The men are staunch supporters of the summer shows and last year swept to their greatest ever victory with the supreme championship at the national breed event at Perth Show, just one notch ahead of their reserve supreme award at the previous national which was held at the Black Isle in 2015.

The rain was torrential in Perth Show field and the animals had to plough through deep mud, but it was a triumph the small-scale breeders will never
forget.

Highland cattle have been traditionally associated with large estates, but the MacNaughtons don’t own a field, far less a farm, and they attribute their widespread show and sale success to the pairing of just one cow and bull. She is Skye 2nd of Rannoch, 11 years old this year, and the late Fergus of Isle of Bute.

At the sales they achieved their best ever price at Oban last February when their reserve champion, Douglas of Rannoch, sold for 6000gns to a German breeder and in 2001 they topped the market with another reserve champion, the black bull Calum Dubh of Rannoch.

Donald’s father founded the Earn fold in the 1950s while the family lived on a smallholding at Dunning. When Donald was in his twenties the fold was split up, and he bought just one heifer, Bernice of Earn, as a foundation for his own herd.

“When I started working as a shepherd I took my Highlanders with me wherever I went,” he said.

“I had them on Coll and then in Kinloch Rannoch, which is why I chose the Rannoch name for the herd, and finally came to Kelty in the early 1980s,” he said.

“I took the grazing at the RSPB’s Vane farm and for about six years I had 50-60 head. When we lost access to that land I had to downsize and we now rent land from year-to-year at several locations around Kelty.”

Having such a photogenic breed has made finding land to rent considerably easier than it would have been for more mundane livestock.

Donald said: “The hotels like them as they make a great backdrop for
weddings, the tourists love them and in the summer locals come and watch us preparing the stock for the shows. It has helped us get grazing, there’s no doubt about that.”

Donald pays tribute to his mentors, Donald MacGillivray from Pennygowan on Mull, his sister Connie Lawrie and Mary McLean of Benderloch, and says they have guided him all his life – although he hasn’t always been
immediately convinced by their advice.

“We had been looking for a black bull for ages and couldn’t find the right one anywhere, then one day a lorry pulled up and Connie chased a black Highlander down the ramp,” he said.

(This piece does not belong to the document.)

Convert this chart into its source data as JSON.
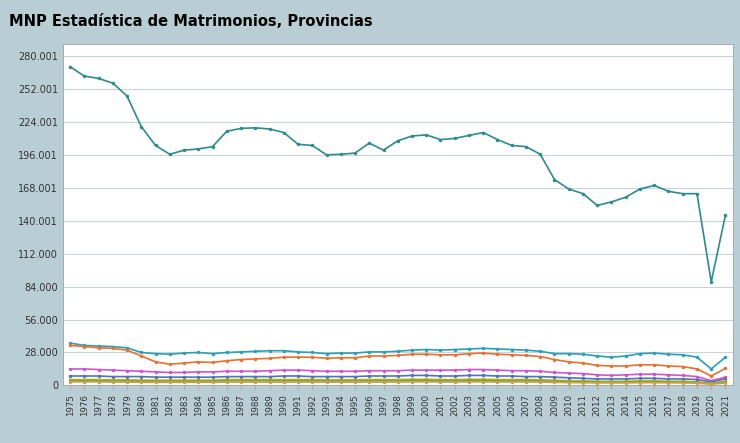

“I took one look and wanted to chase it right back up, but it had the best
bloodlines and every calf turned out black. In the end he was a great success.”

The family tradition continued when Bryon was given his first bull calf at just 10-years-old.

“He was Struan of Lagg and Dad bought him at Oban. I kept him for a year then took him to the shows and ended up winning the junior interbreed championship at Perth Show,” he said.

“When the interbreed was judged it was between my Highland bull and a Charolais, and when the judge – a Charolais man – chose the Highlander the crowd went mental. It was an amazing moment – unbelievable.

“For the next couple of years he won the young Highlander classes throughout the east of Scotland.”

A standard summer for the MacNaughtons involves trips to shows in Fife, Central and West Fife, Stirling, Angus, Kirriemuir, Alyth, Braco, Doune and Dunblane, Perth, Kinross, Peebles, Dalmally, the Black Isle, Turriff, Drymen and east, north and west of Scotland club shows.

Donald describes it as “a way of life”. One key championship has eluded them – so far.

“We haven’t won the Oban bulls show and it won’t be this year as we have no animals that are eligible,” said Donald.

“In the meantime we’ll just keep on trying to improve the breed.”

The Highland cattle show and sale takes place at Oban Livestock Centre tomorrow and Monday.